Did you go out to a bookstore and buy even one book of the three I suggested last week? No? Well, time will soon tell if you are going to be a serious inventor or not. Meanwhile I will try to write this column as interestingly and entertainingly as possible without sacrificing substance.

 

Step II: On September 23rd, I drew a diagram of 10 steps in the patent application process. In the course of your life you’ll encounter many problems, real and imaginary. Some problems have no solutions. Some problems seem to have a solution. I have written here many times that you shouldn’t invent a solution first and then look for the problem. That is called “a solution looking for a problem”, and is funny to hear but sad to witness when that’s someone else’s hard work.

 

So let’s analyze what a problem is: That is the new scientific discipline called Inventics – a methodology for successful invention.

 

Back 3.4 million years ago, a man or a woman felt frustrated that his wooden cutting tool was ineffective. The inventor then developed a sharp wedge made out of stone, and this was a resounding success as an arrowhead or spear. Whether he was a single person or group makes no difference, this is probably the first significant invention in human history. Within a few hundred thousand years this technology spread, and we all benefitted from it. Too bad he or she didn’t acquire a patent then. The inventor would’ve become quite wealthy.

 

Before we go into Step II “Describe Your Idea in Your Notebook”, I would like to discuss whether that idea is truly valuable. In order to conclude that an idea has value as a solution to a problem, we need to establish a scale with which to measure the value. That’s where an amateur inventor often falters. I have encountered many amateur inventors whose “brilliant” idea turned into a money-guzzling venture with little or no demand. If the inventor had known this before he spent so much effort and money, he would have saved himself trouble big time.

 

Now, let’s start evaluating this idea. The number one question is to clearly define the problem you are trying to solve.

  • Who is suffering from this problem? Have you verified that the problem does exist? What is the source?
  • If the sufferer is human, it is easy to find the answer. You ask and you will probably get a straight answer. You should ask as many people as possible to take your idea from a hunch to a fact.
  • If the sufferers are inanimate objects or animals, this is much more difficult. A good example is the pet or farm animal. They cannot speak, so you often end up guessing, which can go terribly wrong.
  • If the existence of the potential market (people willing to pay) is more or less proven, try to determine the size of the potential market for this solution.

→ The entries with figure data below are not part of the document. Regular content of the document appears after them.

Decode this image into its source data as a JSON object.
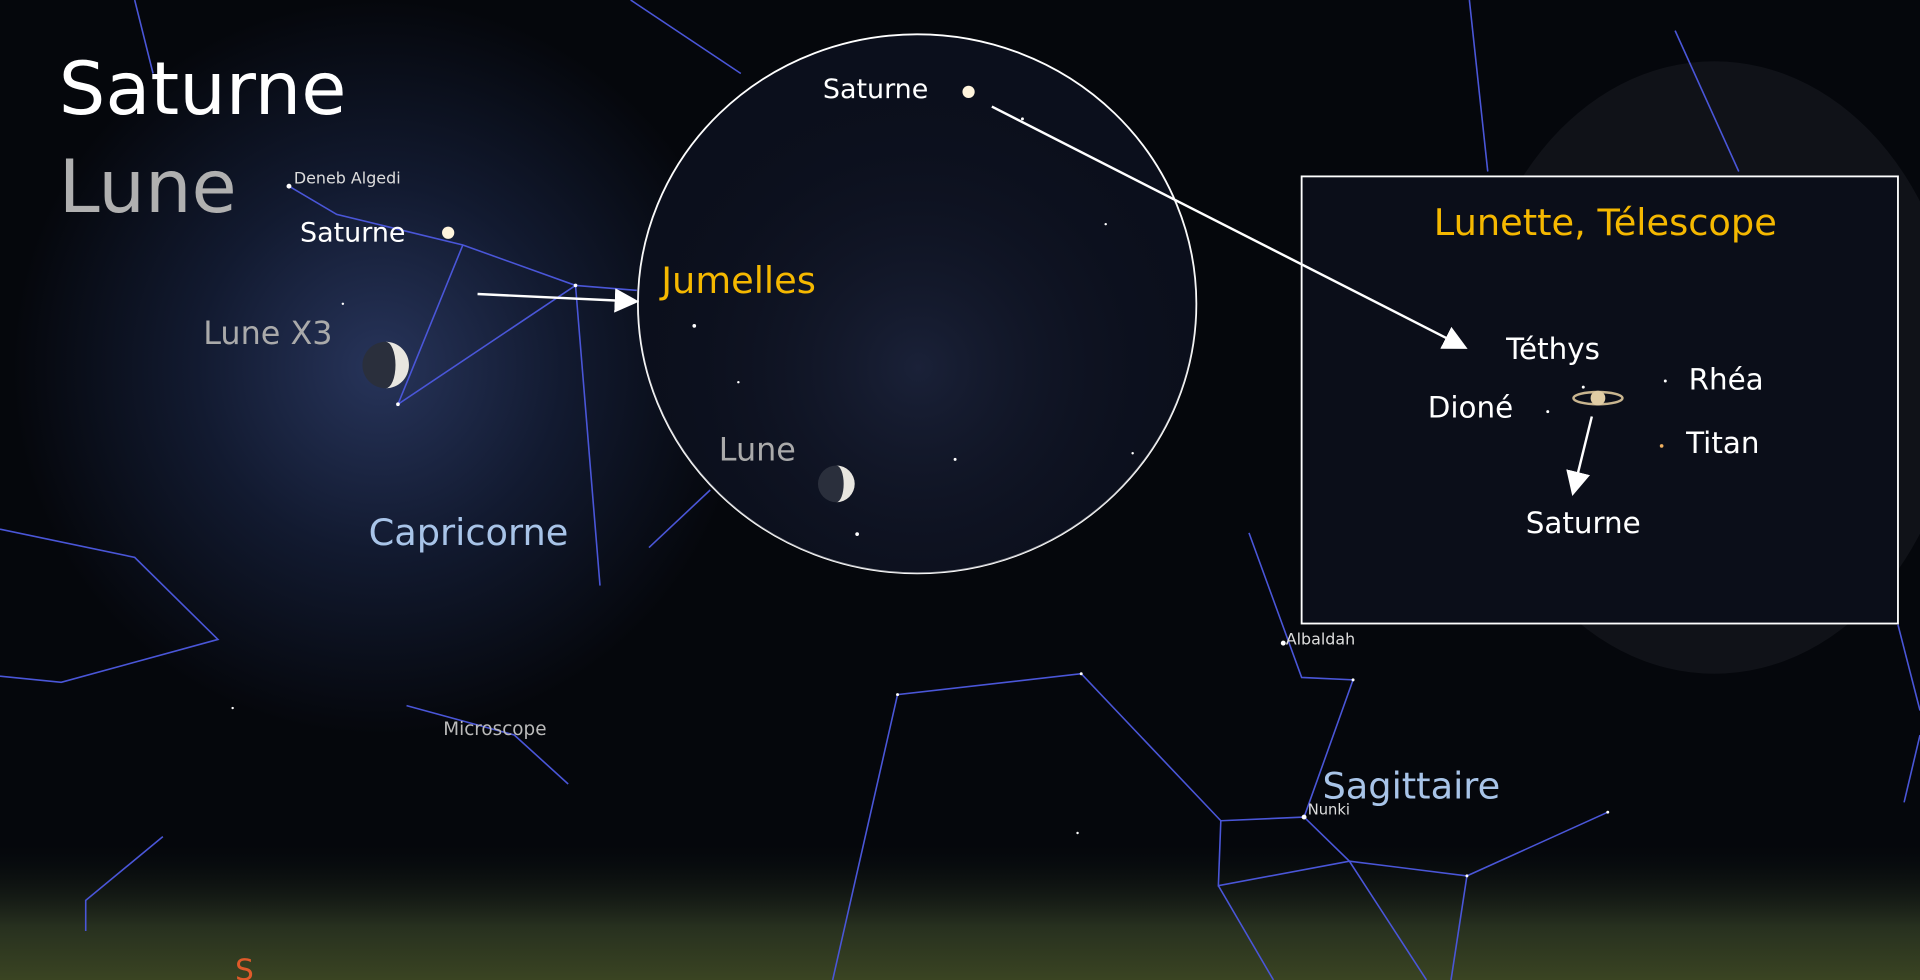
{
  "title": {
    "line1": "Saturne",
    "line2": "Lune"
  },
  "sky_labels": {
    "deneb_algedi": "Deneb Algedi",
    "saturne": "Saturne",
    "lune_x3": "Lune X3",
    "capricorne": "Capricorne",
    "microscope": "Microscope",
    "albaldah": "Albaldah",
    "nunki": "Nunki",
    "sagittaire": "Sagittaire",
    "south": "S"
  },
  "binoculars": {
    "title": "Jumelles",
    "saturne": "Saturne",
    "lune": "Lune"
  },
  "telescope": {
    "title": "Lunette, Télescope",
    "tethys": "Téthys",
    "dione": "Dioné",
    "rhea": "Rhéa",
    "titan": "Titan",
    "saturne": "Saturne"
  }
}
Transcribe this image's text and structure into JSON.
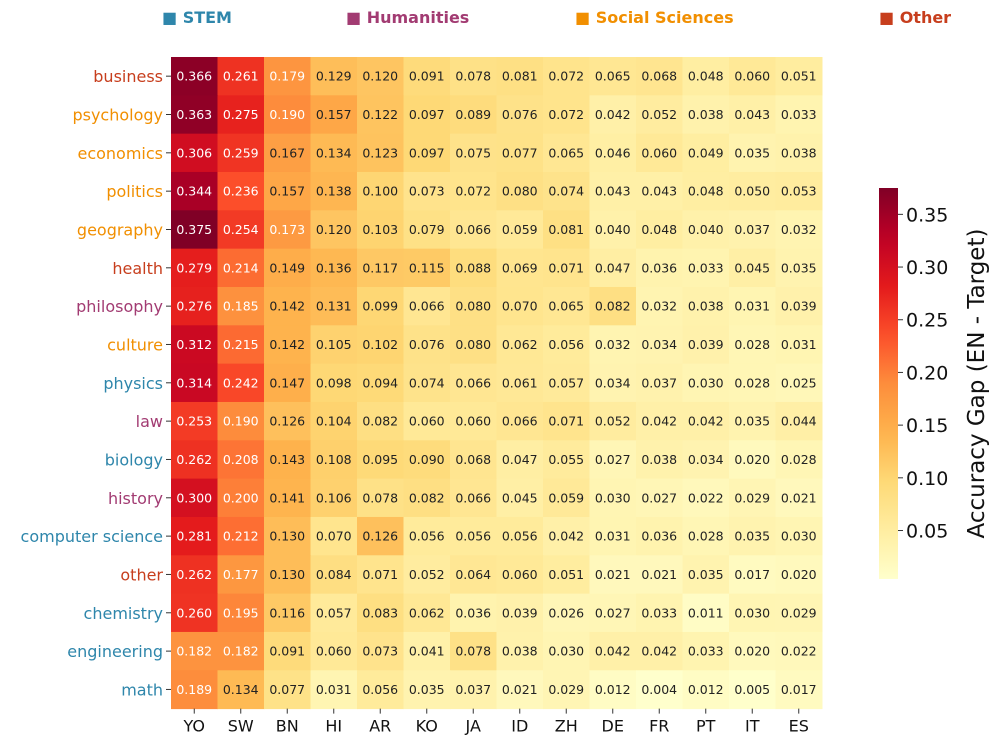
{
  "legend": [
    {
      "label": "■ STEM",
      "color": "#2e86ab"
    },
    {
      "label": "■ Humanities",
      "color": "#a23b72"
    },
    {
      "label": "■ Social Sciences",
      "color": "#f18f01"
    },
    {
      "label": "■ Other",
      "color": "#c73e1d"
    }
  ],
  "category_colors": {
    "STEM": "#2e86ab",
    "Humanities": "#a23b72",
    "Social Sciences": "#f18f01",
    "Other": "#c73e1d"
  },
  "chart_data": {
    "type": "heatmap",
    "title": "",
    "x_labels": [
      "YO",
      "SW",
      "BN",
      "HI",
      "AR",
      "KO",
      "JA",
      "ID",
      "ZH",
      "DE",
      "FR",
      "PT",
      "IT",
      "ES"
    ],
    "rows": [
      {
        "label": "business",
        "category": "Other",
        "values": [
          0.366,
          0.261,
          0.179,
          0.129,
          0.12,
          0.091,
          0.078,
          0.081,
          0.072,
          0.065,
          0.068,
          0.048,
          0.06,
          0.051
        ]
      },
      {
        "label": "psychology",
        "category": "Social Sciences",
        "values": [
          0.363,
          0.275,
          0.19,
          0.157,
          0.122,
          0.097,
          0.089,
          0.076,
          0.072,
          0.042,
          0.052,
          0.038,
          0.043,
          0.033
        ]
      },
      {
        "label": "economics",
        "category": "Social Sciences",
        "values": [
          0.306,
          0.259,
          0.167,
          0.134,
          0.123,
          0.097,
          0.075,
          0.077,
          0.065,
          0.046,
          0.06,
          0.049,
          0.035,
          0.038
        ]
      },
      {
        "label": "politics",
        "category": "Social Sciences",
        "values": [
          0.344,
          0.236,
          0.157,
          0.138,
          0.1,
          0.073,
          0.072,
          0.08,
          0.074,
          0.043,
          0.043,
          0.048,
          0.05,
          0.053
        ]
      },
      {
        "label": "geography",
        "category": "Social Sciences",
        "values": [
          0.375,
          0.254,
          0.173,
          0.12,
          0.103,
          0.079,
          0.066,
          0.059,
          0.081,
          0.04,
          0.048,
          0.04,
          0.037,
          0.032
        ]
      },
      {
        "label": "health",
        "category": "Other",
        "values": [
          0.279,
          0.214,
          0.149,
          0.136,
          0.117,
          0.115,
          0.088,
          0.069,
          0.071,
          0.047,
          0.036,
          0.033,
          0.045,
          0.035
        ]
      },
      {
        "label": "philosophy",
        "category": "Humanities",
        "values": [
          0.276,
          0.185,
          0.142,
          0.131,
          0.099,
          0.066,
          0.08,
          0.07,
          0.065,
          0.082,
          0.032,
          0.038,
          0.031,
          0.039
        ]
      },
      {
        "label": "culture",
        "category": "Social Sciences",
        "values": [
          0.312,
          0.215,
          0.142,
          0.105,
          0.102,
          0.076,
          0.08,
          0.062,
          0.056,
          0.032,
          0.034,
          0.039,
          0.028,
          0.031
        ]
      },
      {
        "label": "physics",
        "category": "STEM",
        "values": [
          0.314,
          0.242,
          0.147,
          0.098,
          0.094,
          0.074,
          0.066,
          0.061,
          0.057,
          0.034,
          0.037,
          0.03,
          0.028,
          0.025
        ]
      },
      {
        "label": "law",
        "category": "Humanities",
        "values": [
          0.253,
          0.19,
          0.126,
          0.104,
          0.082,
          0.06,
          0.06,
          0.066,
          0.071,
          0.052,
          0.042,
          0.042,
          0.035,
          0.044
        ]
      },
      {
        "label": "biology",
        "category": "STEM",
        "values": [
          0.262,
          0.208,
          0.143,
          0.108,
          0.095,
          0.09,
          0.068,
          0.047,
          0.055,
          0.027,
          0.038,
          0.034,
          0.02,
          0.028
        ]
      },
      {
        "label": "history",
        "category": "Humanities",
        "values": [
          0.3,
          0.2,
          0.141,
          0.106,
          0.078,
          0.082,
          0.066,
          0.045,
          0.059,
          0.03,
          0.027,
          0.022,
          0.029,
          0.021
        ]
      },
      {
        "label": "computer science",
        "category": "STEM",
        "values": [
          0.281,
          0.212,
          0.13,
          0.07,
          0.126,
          0.056,
          0.056,
          0.056,
          0.042,
          0.031,
          0.036,
          0.028,
          0.035,
          0.03
        ]
      },
      {
        "label": "other",
        "category": "Other",
        "values": [
          0.262,
          0.177,
          0.13,
          0.084,
          0.071,
          0.052,
          0.064,
          0.06,
          0.051,
          0.021,
          0.021,
          0.035,
          0.017,
          0.02
        ]
      },
      {
        "label": "chemistry",
        "category": "STEM",
        "values": [
          0.26,
          0.195,
          0.116,
          0.057,
          0.083,
          0.062,
          0.036,
          0.039,
          0.026,
          0.027,
          0.033,
          0.011,
          0.03,
          0.029
        ]
      },
      {
        "label": "engineering",
        "category": "STEM",
        "values": [
          0.182,
          0.182,
          0.091,
          0.06,
          0.073,
          0.041,
          0.078,
          0.038,
          0.03,
          0.042,
          0.042,
          0.033,
          0.02,
          0.022
        ]
      },
      {
        "label": "math",
        "category": "STEM",
        "values": [
          0.189,
          0.134,
          0.077,
          0.031,
          0.056,
          0.035,
          0.037,
          0.021,
          0.029,
          0.012,
          0.004,
          0.012,
          0.005,
          0.017
        ]
      }
    ],
    "colorbar": {
      "label": "Accuracy Gap (EN - Target)",
      "ticks": [
        "0.05",
        "0.10",
        "0.15",
        "0.20",
        "0.25",
        "0.30",
        "0.35"
      ],
      "range": [
        0.004,
        0.375
      ],
      "colormap": "YlOrRd"
    }
  }
}
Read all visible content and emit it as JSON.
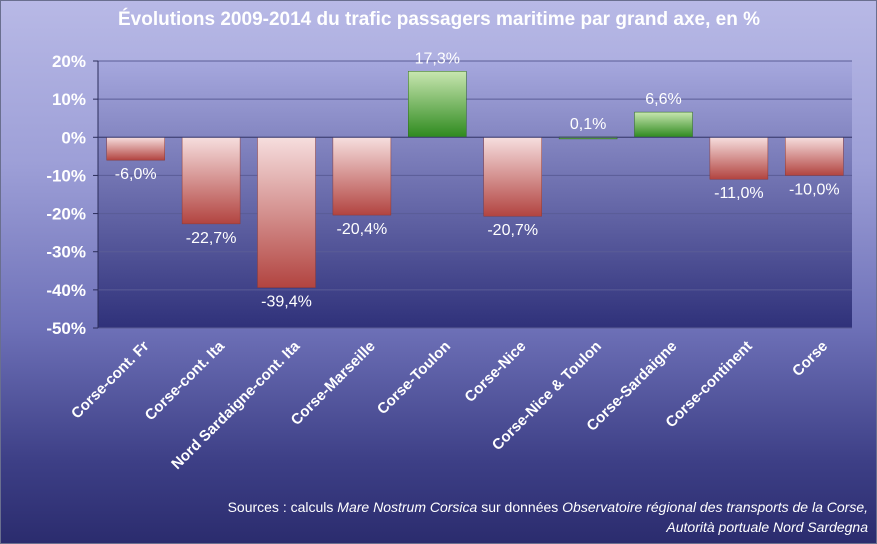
{
  "chart_data": {
    "type": "bar",
    "title": "Évolutions 2009-2014 du trafic passagers maritime par grand axe, en %",
    "categories": [
      "Corse-cont. Fr",
      "Corse-cont. Ita",
      "Nord Sardaigne-cont. Ita",
      "Corse-Marseille",
      "Corse-Toulon",
      "Corse-Nice",
      "Corse-Nice & Toulon",
      "Corse-Sardaigne",
      "Corse-continent",
      "Corse"
    ],
    "values": [
      -6.0,
      -22.7,
      -39.4,
      -20.4,
      17.3,
      -20.7,
      0.1,
      6.6,
      -11.0,
      -10.0
    ],
    "data_labels": [
      "-6,0%",
      "-22,7%",
      "-39,4%",
      "-20,4%",
      "17,3%",
      "-20,7%",
      "0,1%",
      "6,6%",
      "-11,0%",
      "-10,0%"
    ],
    "ylim": [
      -50,
      20
    ],
    "yticks": [
      20,
      10,
      0,
      -10,
      -20,
      -30,
      -40,
      -50
    ],
    "ytick_labels": [
      "20%",
      "10%",
      "0%",
      "-10%",
      "-20%",
      "-30%",
      "-40%",
      "-50%"
    ],
    "xlabel": "",
    "ylabel": "",
    "grid": true,
    "legend": "none",
    "colors": {
      "positive_top": "#c8e6b0",
      "positive_bottom": "#2e8a1e",
      "negative_top": "#f6dede",
      "negative_bottom": "#b24440",
      "plot_top": "#a6a8de",
      "plot_bottom": "#2f317a"
    }
  },
  "source": {
    "prefix": "Sources : calculs ",
    "italic1": "Mare Nostrum Corsica",
    "middle": " sur données ",
    "italic2": "Observatoire régional des transports de la Corse,",
    "line2": "Autorità portuale Nord Sardegna"
  }
}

This will be difficult if the target market is animals who do not speak up.
  • After checking the above list of questions, you may find that the market just doesn’t exist, or it is vague and unquantifiable.
  • Now you have to face a decision if it is worthwhile to go ahead and spend some money and effort, or stop right there.

 

When you have decided that your idea truly has value, you have to draw it up in the notebook accurately. Make sure there are as many drawings or diagrams as you can create to explain your idea and add your name and time/date.